En effet, la mouvance laïque se divisa. Une dissidence est apparue sous le nom de Riposte laïque qui fut fondée par un ancien militant de la CGT proche des mouvements de libre pensée. Très vite, ce groupe se mobilisa essentiellement contre les musulmans et adopta les thèses discriminatoires de l’extrême-droite. 

Vers le communautarisme

En Belgique, les différents ministres de l’éducation laissèrent aux chefs d’établissements de l’enseignement officiel la latitude de résoudre la question du voile dans leurs écoles. La plupart optèrent pour l’interdiction. Cela se passa sans heurts majeurs, mais de nombreux élèves musulmans se tournèrent vers l’enseignement catholique dit libre et l’on vit se fonder des écoles islamiques cependant peu nombreuses.

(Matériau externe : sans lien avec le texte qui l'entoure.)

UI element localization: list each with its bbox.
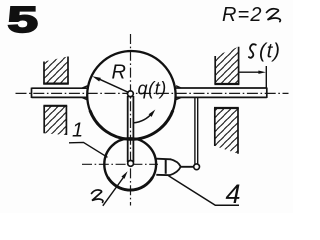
svg-text:R: R [112,62,126,84]
pin O (big disc center) [127,91,133,97]
wall upper-right (hatched) [214,47,239,84]
small disc (radius r) [104,138,156,190]
svg-text:1: 1 [72,120,83,142]
label s(t) [249,39,281,62]
hanger rod (from right rack down to pin B) [195,98,198,165]
wall lower-left (hatched) [43,106,67,135]
vertical centerline [130,34,132,206]
problem number 5 [8,0,38,40]
rod 2 (vertical link between pins) [128,96,134,162]
small disc horizontal centerline [82,163,158,165]
label r with arrow to pin A [92,171,128,206]
equation R=2r [222,4,280,26]
leader line to label 1 [69,142,108,157]
right rack rod [175,86,267,100]
wall upper-left (hatched) [43,57,69,84]
pin A (small disc center) [128,161,134,167]
wall lower-right (hatched) [214,108,239,154]
fork connector (element 4) [156,159,194,176]
left rack rod [32,86,89,100]
horizontal centerline (rack axis) [16,92,289,94]
svg-text:q(t): q(t) [138,79,167,99]
s(t) arrow [239,71,266,74]
disc 1 (big circle, radius R) [87,51,175,139]
svg-text:(t): (t) [259,39,281,62]
s(t) measurement tick [265,66,267,88]
leader line to label 4 [169,176,240,205]
svg-text:R=2: R=2 [222,4,263,26]
radius arrow R [92,76,129,92]
torque arc q(t) [133,110,155,123]
svg-text:4: 4 [226,179,241,209]
svg-text:5: 5 [8,0,38,40]
pin B (fork / hanger joint) [194,164,200,170]
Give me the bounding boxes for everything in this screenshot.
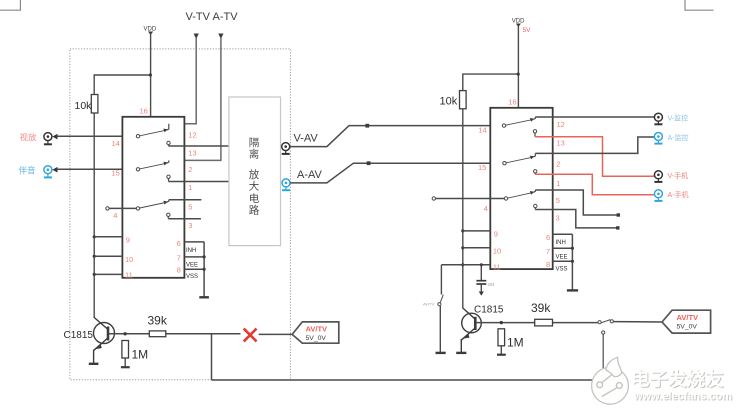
svg-text:39k: 39k <box>148 314 168 328</box>
svg-text:VEE: VEE <box>186 262 198 268</box>
svg-text:A-手机: A-手机 <box>668 190 689 199</box>
label pin 3 U2 <box>556 214 560 223</box>
svg-text:隔: 隔 <box>249 137 259 149</box>
wire pin 3 stub <box>168 218 201 220</box>
arrow A-TV input <box>218 34 223 40</box>
arrow V-TV input <box>194 34 199 40</box>
resistor 10k right <box>440 91 467 109</box>
svg-text:V-AV: V-AV <box>294 133 319 145</box>
node A-AV line junction <box>367 161 371 165</box>
node V-AV line junction <box>365 124 369 128</box>
wire pin 1 to isolation box <box>169 181 229 183</box>
wire switch to ground <box>439 306 441 352</box>
node rail-pin10 right <box>461 246 464 249</box>
ground Q2 emitter <box>456 352 466 354</box>
svg-text:1M: 1M <box>507 336 524 350</box>
label pin 4 U1 <box>113 211 117 220</box>
label pin 7 U1 <box>177 253 181 262</box>
svg-text:10k: 10k <box>75 100 93 112</box>
svg-text:14: 14 <box>478 126 486 135</box>
node rail-pin9 right <box>461 229 464 232</box>
resistor 1M <box>121 341 148 368</box>
node base-1M junction <box>123 332 126 335</box>
label pin 8 U1 <box>177 266 181 275</box>
svg-text:路: 路 <box>249 204 260 217</box>
label pin 12 U2 <box>557 120 565 129</box>
label pin 15 U1 <box>112 169 120 178</box>
label pin 10 U2 <box>493 247 501 256</box>
svg-text:VSS: VSS <box>186 274 198 280</box>
svg-text:16: 16 <box>140 107 148 116</box>
svg-text:3: 3 <box>188 221 192 230</box>
svg-text:1: 1 <box>188 183 192 192</box>
svg-text:INH: INH <box>186 248 196 254</box>
wire VSS rail down right <box>571 234 573 289</box>
svg-text:www.elecfans.com: www.elecfans.com <box>633 391 732 403</box>
switch S1a pin14 common <box>136 124 169 138</box>
svg-text:4: 4 <box>484 204 488 213</box>
svg-text:5V_0V: 5V_0V <box>677 324 698 331</box>
svg-text:电: 电 <box>249 192 260 205</box>
svg-text:2: 2 <box>557 160 561 169</box>
node rail-pin9 <box>93 235 96 238</box>
wire Q2 emitter to ground <box>460 339 462 352</box>
svg-text:6: 6 <box>546 233 550 242</box>
node pin11-capacitor <box>480 263 483 266</box>
wire pin 4 input right <box>436 198 507 200</box>
switch S1b contact pin1 <box>167 175 170 181</box>
svg-text:放: 放 <box>249 168 260 181</box>
flag AV/TV right <box>662 310 711 333</box>
wire pin 7 stub right <box>553 247 573 249</box>
label pin 16 U2 <box>508 98 516 107</box>
jack V-phone <box>654 171 688 182</box>
page border corner top-left <box>0 0 20 10</box>
IC U2 body (analog switch) <box>490 108 552 269</box>
svg-text:2: 2 <box>188 165 192 174</box>
wire Q2 base line <box>476 322 598 324</box>
svg-text:V-监控: V-监控 <box>668 114 689 123</box>
wire Q1 emitter to ground <box>93 350 95 364</box>
wire pin 6 stub right <box>553 233 573 235</box>
wire audio-in to pin 15 <box>57 168 139 170</box>
svg-text:7: 7 <box>177 253 181 262</box>
switch S2c pin4 common <box>504 190 535 200</box>
switch S3 mode select <box>423 295 443 307</box>
label INH U1 <box>186 248 196 254</box>
svg-text:VSS: VSS <box>556 267 568 273</box>
svg-text:A-监控: A-监控 <box>668 133 689 142</box>
wire Q1 base line <box>109 333 241 335</box>
ground below VSS <box>199 296 209 298</box>
wire pin 7 stub <box>184 256 204 258</box>
svg-text:39k: 39k <box>531 301 551 315</box>
switch S2a pin14 common <box>502 117 535 127</box>
wire pin 13 to isolation box <box>169 145 229 147</box>
transistor Q2 C1815 <box>462 305 504 340</box>
svg-text:V-手机: V-手机 <box>668 171 689 180</box>
svg-text:204: 204 <box>488 282 496 287</box>
resistor 39k right <box>531 301 553 326</box>
wire pin 8 stub right <box>553 260 573 262</box>
label pin 1 U1 <box>188 183 192 192</box>
flag AV/TV left <box>292 322 339 343</box>
label pin 13 U2 <box>557 139 565 148</box>
svg-text:11: 11 <box>125 271 133 280</box>
label pin 15 U2 <box>478 163 486 172</box>
svg-text:10: 10 <box>125 255 133 264</box>
label pin 1 U2 <box>556 179 560 188</box>
wire pin 5 step <box>535 190 618 215</box>
wire pin 3 step <box>535 210 617 228</box>
wire VDD left vertical to pin 16 <box>150 34 152 117</box>
wire pin 8 stub <box>184 268 204 270</box>
label VSS U1 <box>186 274 198 280</box>
wire bottom rail <box>212 379 593 381</box>
svg-text:视放: 视放 <box>20 133 38 143</box>
jack A-AV output <box>282 169 323 190</box>
label pin 14 U1 <box>112 139 120 148</box>
svg-text:13: 13 <box>557 139 565 148</box>
switch S2c contact pin3 <box>534 204 537 209</box>
svg-text:10k: 10k <box>440 96 458 108</box>
label pin 9 U2 <box>494 230 498 239</box>
label pin 6 U2 <box>546 233 550 242</box>
power VDD left <box>144 27 157 36</box>
label pin 16 U1 <box>140 107 148 116</box>
svg-text:AV/TV: AV/TV <box>423 302 435 307</box>
label pin 5 U1 <box>188 203 192 212</box>
label pin 11 U2 <box>493 262 501 271</box>
svg-text:A-AV: A-AV <box>297 169 323 181</box>
node rail-pin11 right <box>461 263 464 266</box>
wire S4 to flag <box>613 321 662 323</box>
svg-text:9: 9 <box>494 230 498 239</box>
ground Q1 emitter <box>89 363 99 365</box>
wire S4 drop down <box>602 334 604 368</box>
svg-text:12: 12 <box>188 131 196 140</box>
wire X to flag <box>259 333 293 335</box>
svg-text:1: 1 <box>556 179 560 188</box>
terminal pin 3 end <box>616 226 619 229</box>
label A-TV <box>213 11 239 23</box>
node VSS rail <box>203 268 206 271</box>
switch S2b pin15 common <box>503 153 536 165</box>
wire pin 10 right <box>463 247 491 249</box>
svg-text:V-TV: V-TV <box>186 11 211 23</box>
capacitor 204 <box>476 265 495 296</box>
wire A-TV drop to pin 2 <box>169 38 221 160</box>
svg-text:5V_0V: 5V_0V <box>306 335 327 342</box>
label VEE U1 <box>186 262 198 268</box>
switch S1c pin4 common <box>136 200 169 210</box>
wire pin 12 to V-monitor jack <box>535 116 654 118</box>
svg-text:11: 11 <box>493 262 501 271</box>
jack video-in 视放 <box>20 133 58 145</box>
resistor 39k <box>148 314 168 337</box>
label pin 14 U2 <box>478 126 486 135</box>
wire VDD branch to 10k right <box>463 74 519 91</box>
svg-text:C1815: C1815 <box>474 305 504 316</box>
svg-text:14: 14 <box>112 139 120 148</box>
break mark X red <box>244 329 257 342</box>
switch S4 output select <box>598 320 613 335</box>
wire pin 1 red to A-phone jack <box>535 174 654 195</box>
switch S2b contact pin1 <box>534 170 537 175</box>
jack A-monitor <box>654 133 688 144</box>
power VDD right <box>512 19 531 34</box>
wire left bias rail <box>93 113 95 318</box>
svg-text:AV/TV: AV/TV <box>677 313 699 322</box>
svg-text:伴音: 伴音 <box>19 166 37 176</box>
IC U1 body (analog switch) <box>122 117 184 278</box>
wire pin 11 right with branch to switch <box>441 264 490 266</box>
junction on VDD right <box>517 73 520 76</box>
wire video-in to pin 14 <box>57 135 139 137</box>
svg-text:15: 15 <box>112 169 120 178</box>
jack V-AV output <box>282 133 319 154</box>
switch S1b pin15 common <box>136 160 169 171</box>
svg-text:C1815: C1815 <box>64 330 94 341</box>
terminal pin 5 end <box>617 213 620 216</box>
ground below VSS right <box>567 289 578 291</box>
wire V-TV drop to pin 12 <box>169 38 196 124</box>
resistor 1M right <box>497 329 524 355</box>
label pin 8 U2 <box>546 260 550 269</box>
wire right bias rail <box>462 109 464 309</box>
wire pin 2 to A-monitor jack <box>535 137 654 153</box>
svg-text:A-TV: A-TV <box>213 11 239 23</box>
jack audio-in 伴音 <box>19 166 58 178</box>
label INH U2 <box>556 240 566 246</box>
watermark elecfans logo <box>592 357 629 404</box>
wire VDD branch to 10k left <box>94 75 150 95</box>
svg-text:5: 5 <box>188 203 192 212</box>
wire pin 13 red to V-phone jack <box>535 137 654 177</box>
svg-text:8: 8 <box>546 260 550 269</box>
svg-text:13: 13 <box>188 149 196 158</box>
junction on VDD left <box>149 73 152 76</box>
isolation amplifier box 隔离放大电路 <box>229 97 281 246</box>
label V-TV <box>186 11 211 23</box>
terminal pin 4 U2 open circle <box>432 197 435 200</box>
wire pin 9 <box>94 236 122 238</box>
label pin 6 U1 <box>177 239 181 248</box>
label VEE U2 <box>556 255 568 261</box>
svg-text:6: 6 <box>177 239 181 248</box>
label pin 10 U1 <box>125 255 133 264</box>
svg-text:7: 7 <box>546 247 550 256</box>
svg-text:10: 10 <box>493 247 501 256</box>
wire drop to bottom rail <box>211 334 213 380</box>
transistor Q1 C1815 <box>64 318 115 351</box>
label pin 2 U1 <box>188 165 192 174</box>
wire V-AV to right pin 14 <box>290 126 504 147</box>
svg-text:9: 9 <box>126 236 130 245</box>
node VEE rail <box>203 255 206 258</box>
label VSS U2 <box>556 267 568 273</box>
svg-text:AV/TV: AV/TV <box>306 325 328 334</box>
svg-text:VEE: VEE <box>556 255 568 261</box>
svg-text:16: 16 <box>508 98 516 107</box>
switch S1c contact pin3 <box>167 213 170 219</box>
switch S1a contact pin13 <box>167 141 170 146</box>
dashed enclosure box <box>70 49 291 380</box>
page border corner top-right <box>685 0 714 10</box>
ground mode switch <box>436 352 446 354</box>
label pin 11 U1 <box>125 271 133 280</box>
svg-text:大: 大 <box>249 180 260 193</box>
watermark text elecfans <box>631 369 733 404</box>
wire VSS rail down <box>203 242 205 297</box>
svg-text:5V: 5V <box>523 27 532 34</box>
wire VDD right vertical to pin 16 <box>517 26 519 108</box>
label pin 13 U1 <box>188 149 196 158</box>
label pin 5 U2 <box>556 196 560 205</box>
label pin 4 U2 <box>484 204 488 213</box>
svg-text:1M: 1M <box>132 348 149 362</box>
node rail-pin10 <box>93 255 96 258</box>
node VSS rail right <box>571 260 574 263</box>
svg-text:电子发烧友: 电子发烧友 <box>631 369 724 390</box>
wire A-AV to right pin 15 <box>290 163 504 183</box>
label pin 12 U1 <box>188 131 196 140</box>
svg-text:4: 4 <box>113 211 117 220</box>
svg-text:15: 15 <box>478 163 486 172</box>
node VEE rail right <box>571 247 574 250</box>
wire pin 6 stub <box>184 241 204 243</box>
label pin 9 U1 <box>126 236 130 245</box>
label pin 2 U2 <box>557 160 561 169</box>
svg-text:INH: INH <box>556 240 566 246</box>
jack V-monitor <box>654 113 688 124</box>
resistor 10k left <box>75 95 98 114</box>
svg-text:12: 12 <box>557 120 565 129</box>
wire pin11 branch down to mode switch <box>440 265 442 295</box>
wire pin 11 <box>94 273 122 275</box>
wire pin 4 input <box>109 207 138 209</box>
label pin 7 U2 <box>546 247 550 256</box>
switch S2a contact pin13 <box>533 130 536 137</box>
svg-text:5: 5 <box>556 196 560 205</box>
terminal pin 4 U1 open circle <box>106 207 109 210</box>
node rail-pin11 <box>93 273 96 276</box>
wire pin 5 stub <box>169 199 202 201</box>
svg-text:离: 离 <box>249 148 259 161</box>
node base-1M junction right <box>500 321 503 324</box>
jack A-phone <box>654 190 688 201</box>
wire pin 10 <box>94 255 122 257</box>
svg-text:3: 3 <box>556 214 560 223</box>
wire pin 9 right <box>463 230 491 232</box>
svg-text:8: 8 <box>177 266 181 275</box>
label pin 3 U1 <box>188 221 192 230</box>
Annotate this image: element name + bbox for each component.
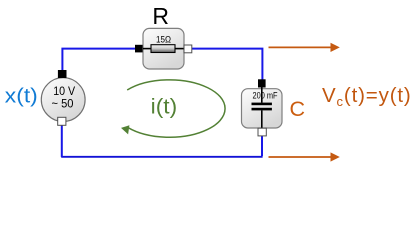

Cependant, que ce soit en France ou en Belgique, on vit s’accroître l’influence de l’Islam auprès des jeunes issus de l’immigration. Le Figaro dans l’article précité évoque une récente enquête effectuée par l’Ifop (Institut français de l’opinion publique – le principal institut de sondage outre Quiévrain), l’hebdomadaire Le Point et la Fondation Jean Jaurès. Cette étude montre que les jeunes musulmans ne se sont pas laissé tenter par la société de consommation et se rallient de plus en plus à l’orthodoxie islamique. « En 1989, seuls 7 % des 18-24 ans déclaraient fréquenter les mosquées, ils sont aujourd’hui plus de 40 %. » Ce n’est plus tellement la question du voile qui mobilise les jeunes musulmans, mais celle du halal ! Remarquons au passage que les jeunes issus des milieux laïques ne se mobilisent guère et se moquent éperdument de ces questions. Eux ont totalement intégré la société de consommation et se soucient avant tout de leur emploi futur – ce qui est compréhensible. Mais, question subsidiaire : dans ces deux catégories de jeunes, quelle est la plus forte ?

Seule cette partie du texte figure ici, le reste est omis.